Sunday, January 5, 2014

What We Learned in CS222, Fall 2013 edition

For several semesters, I have been using the final exam to collect information about what students value having learned in Advanced Programming. Students work together to come up with a list of items they learned during the semester, and then they vote on which items were most important to them; full details on this approach can be found in my January 2012 blog post and my 2013 SIGCSE paper. I first used this format in Fall 2010, and I shared results from Spring 2013 in my post from May 2013. This table summarizes the top items from four different semesters:

Fall 2010Fall 2011Fall 2012Spring 2013
Team programmingObject-oriented designClean CodeDRY
Test-Driven DevelopmentCoding conventionsTeamworkClean Code
Use of software librariesAgile ManifestoSRPBuild one to throw away
RefactoringEffective JavaClass designRefactoring
UMLTest-Driven DevelopmentNaming Conventions
Design patternsStack OverflowResearch before acting
Most Popular "What We Learned" Results by Semester

It might be worth noting that the first two columns used Joshua Bloch's Effective Java as a primary text, and the latter two used Robert C. Martin's Clean Code.

This past Fall was my first experiment in coupling achievement-oriented assessment with essential questions, maintaining my usual emphasis on reflective writing; I wrote a bit about that experiment just the other day. Looking at the results from Fall, here are the most popular "What We Learned" statements:
ItemVotes
Clean Code takes practice13
Pair programming10
It's OK to fail or start over6
How to reflect on work5
User stories5

It is interesting to me that instead of simply saying they learned "Clean Code" as in previous semesters, these students agreed that Clean Code takes practice. It may be just anecdote, but this was the first semester that I allowed resubmission of work—part of my attempt to encourage mastery learning. Although I frequently felt like my feedback was not being heeded during the semester, perhaps this indicates that the resubmission policy helped students learn something quite valuable: not just the idea of Clean Code, but that putting these ideas into practice is difficult.

The middle row—it's OK to fail or start over—may be related to the resubmission policy. However, I suspect it is more directly related to the final projects. There was more than one team to whom I gave the same advice after two or three iterations, only to have them still not follow it. Some teams made significant platform changes between iterations, changes that forced them to abandon large parts of their implementation. I think that this is an important step in the students' maturation: they likely never had to throw away working code before, nor did they have to deal with a changing definition of "working."
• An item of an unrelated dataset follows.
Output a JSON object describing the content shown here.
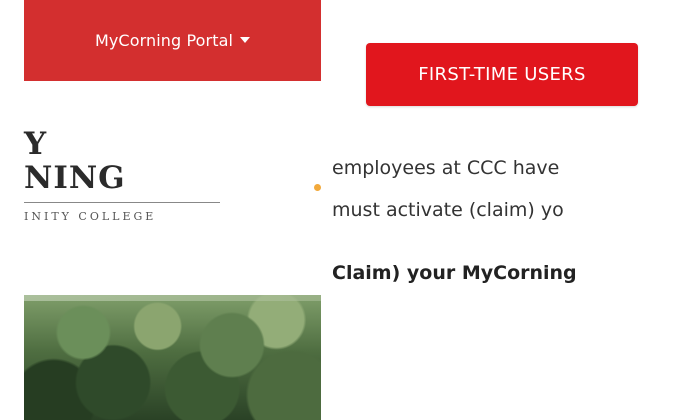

I am pleased to see "How to reflect on work" was one of the top items, since the students spent a great deal of time during the semester writing achievement reflections. Although I have changed the balance of achievements and reflections for the Spring, as described in my previous post, I hope that this Spring's group will have a similarly positive experience regarding reflective practice.

2 comments:

  1. Looking over the top 5 you listed and thinking back to our time at the Virginia Ball Center, I feel like each of those was a key part of what we did--especially the first and even more especially the third. Our community partner, the Indianapolis Children's Museum, gave us some blunt feedback about our first presentation. One week later we came back with a very different experience and they were very impressed. If we hadn't been willing to trash our work and start over we wouldn't have anything near the product we finished with (a very good product, I'd say).

    I don't know what we would have ended up with had we continued on the same path (which we did consider for a bit). It very well could have been something we, ourselves, would have been pleased with, but it was far better to please both ourselves and our partners.

    I think it's great that these 222 students realized they learned that it's acceptable to "fail or start over." There's no reason to become so attached to a piece of work that you can't take constructive feedback, can't throw it out to start over, or simply become so stuck on an idea that you're missing something even better.

    ReplyDelete
    Replies
    1. Yeah, I hope this lesson "sticks" with them. None had community partners or real external stakeholders. My hope is that when they get to the capstone (or a game studio course), they will have a tacit understanding of why they need to prototype, to sketch, and to not fear throwing things away!